Over the years, there have been several proposals to solve this problem: ICE mobility, which transformed into solving a particular case for TURN mobility, and Peter Thatcher’s proposal for dynamically switching between paths. Lastly, at IETF 97 in Seoul (November 2016), Pål-Erik Martinsen presented an interesting slide-set on ICE and multipath opportunities. While there are several proposals, there is desire to solve the problem.

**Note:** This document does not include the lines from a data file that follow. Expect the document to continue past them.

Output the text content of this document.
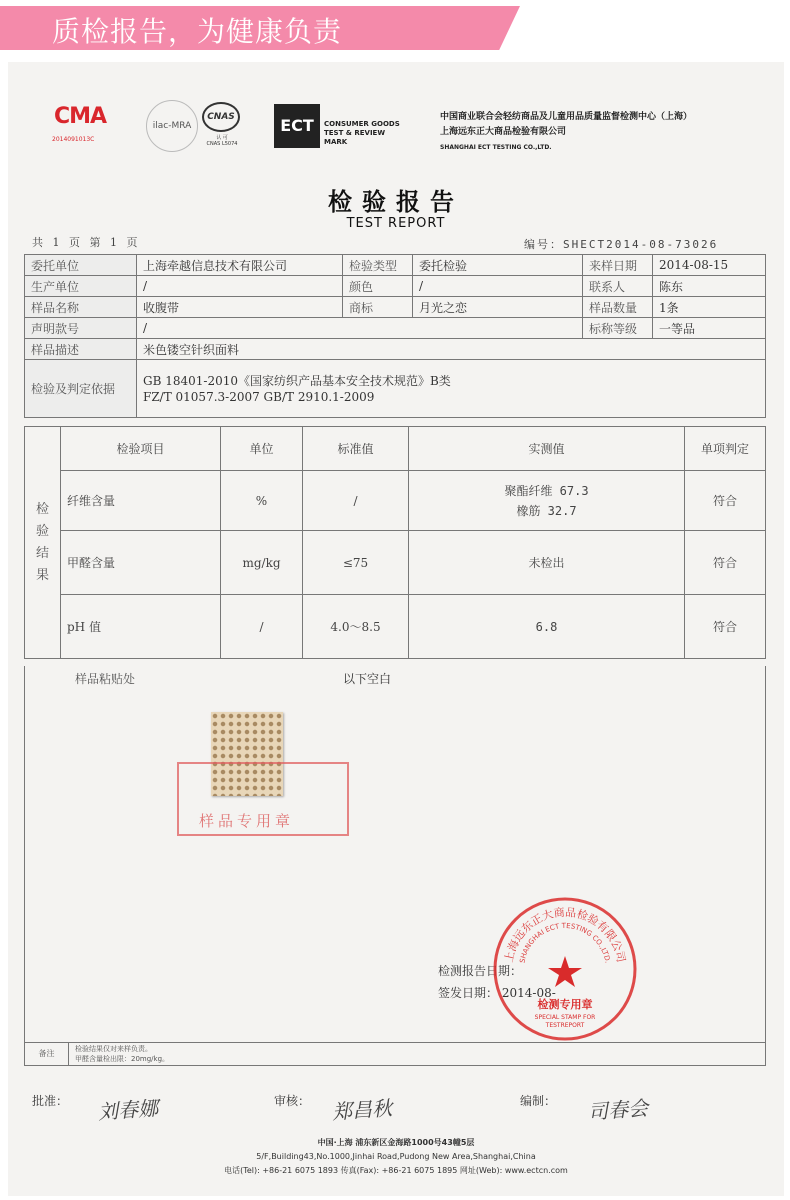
质检报告，为健康负责
CMA
2014091013C
ilac-MRA
CNAS
认 可
CNAS L5074
ECT	CONSUMER GOODS
TEST & REVIEW
MARK
中国商业联合会轻纺商品及儿童用品质量监督检测中心（上海）
上海远东正大商品检验有限公司
SHANGHAI ECT TESTING CO.,LTD.
检验报告
TEST REPORT
共 1 页 第 1 页	编号：SHECT2014-08-73026
委托单位	上海牵越信息技术有限公司	检验类型	委托检验	来样日期	2014-08-15
生产单位	/	颜色	/	联系人	陈东
样品名称	收腹带	商标	月光之恋	样品数量	1条
声明款号	/			标称等级	一等品
样品描述	米色镂空针织面料				
检验及判定依据	GB 18401-2010《国家纺织产品基本安全技术规范》B类
FZ/T 01057.3-2007 GB/T 2910.1-2009				
检
验
结
果	检验项目	单位	标准值	实测值	单项判定
	纤维含量	%	/	聚酯纤维 67.3
橡筋 32.7	符合
	甲醛含量	mg/kg	≤75	未检出	符合
	pH 值	/	4.0～8.5	6.8	符合
样品粘贴处	以下空白
样品专用章
检测报告日期：
签发日期： 2014-08-
上海远东正大商品检验有限公司
SHANGHAI ECT TESTING CO.,LTD.
检测专用章
SPECIAL STAMP FOR
TESTREPORT
备注	检验结果仅对来样负责。
甲醛含量检出限：20mg/kg。
批准： 刘春娜	审核： 郑昌秋	编制： 司春会
中国·上海 浦东新区金海路1000号43幢5层
5/F,Building43,No.1000,Jinhai Road,Pudong New Area,Shanghai,China
电话(Tel): +86-21 6075 1893 传真(Fax): +86-21 6075 1895 网址(Web): www.ectcn.com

Multipath protocols (MPTCP and MPRTP) allow utilizing multiple network interfaces simultaneously, and offer three distinct benefits to the end-user: resource pooling, offloading, and load balancing.
Resource pooling
Pooling the resource capacity of multiple Internet paths allows higher bit-rate and higher quality codecs to be used. From the application perspective, the overall available capacity between the two endpoints increases as the bandwidth of the two paths can be combined.
Offloading
The bandwidth per path can vary, which would require the sending rate to change accordingly. If congestion is observed on one path, the algorithm would reallocate media onto the other paths when needed. Seamlessly offloading a flow from one path to another allows for some gains, such as, reduced energy consumption, reduced access costs, or reduced network latency. Hence, outages on one path have less impact on the overall perceived quality of the stream. This can also enable seamless handover in the case of mobility, i.e., moving from one network to another. For example, switching from LTE/3G to WiFi.
Load balancing
Apart from offloading all the media traffic from one path to another, the endpoint could perform load balancing, i.e., splitting a single media stream over multiple paths reduces the load on a particular path, which in turn reduces the impact of the media stream on other traffic on that path.
Multipath Protocols
Multipath RTP (MPRTP) extends RTP, which is a network protocol for delivering audio and video over IP networks used by WebRTC, so that a single session can take advantage of the availability of multiple paths between two endpoints. Multipath RTP splits an RTP Stream into several subflows. Each sublow is identified by a distinct SubflowID
(the sublow maps 1:1 to multiple paths). Each subflow has its own sequence numbering and an extension to the RTCP protocol provides feedback for each subflow.
Exploiting multipath characteristics for TCP has been studied extensively and standardized as MPTCP. The most notable use of MPTCP is Apple’s Siri, which seemlesly uses MPTCP for offloading between WiFi and LTE/3G.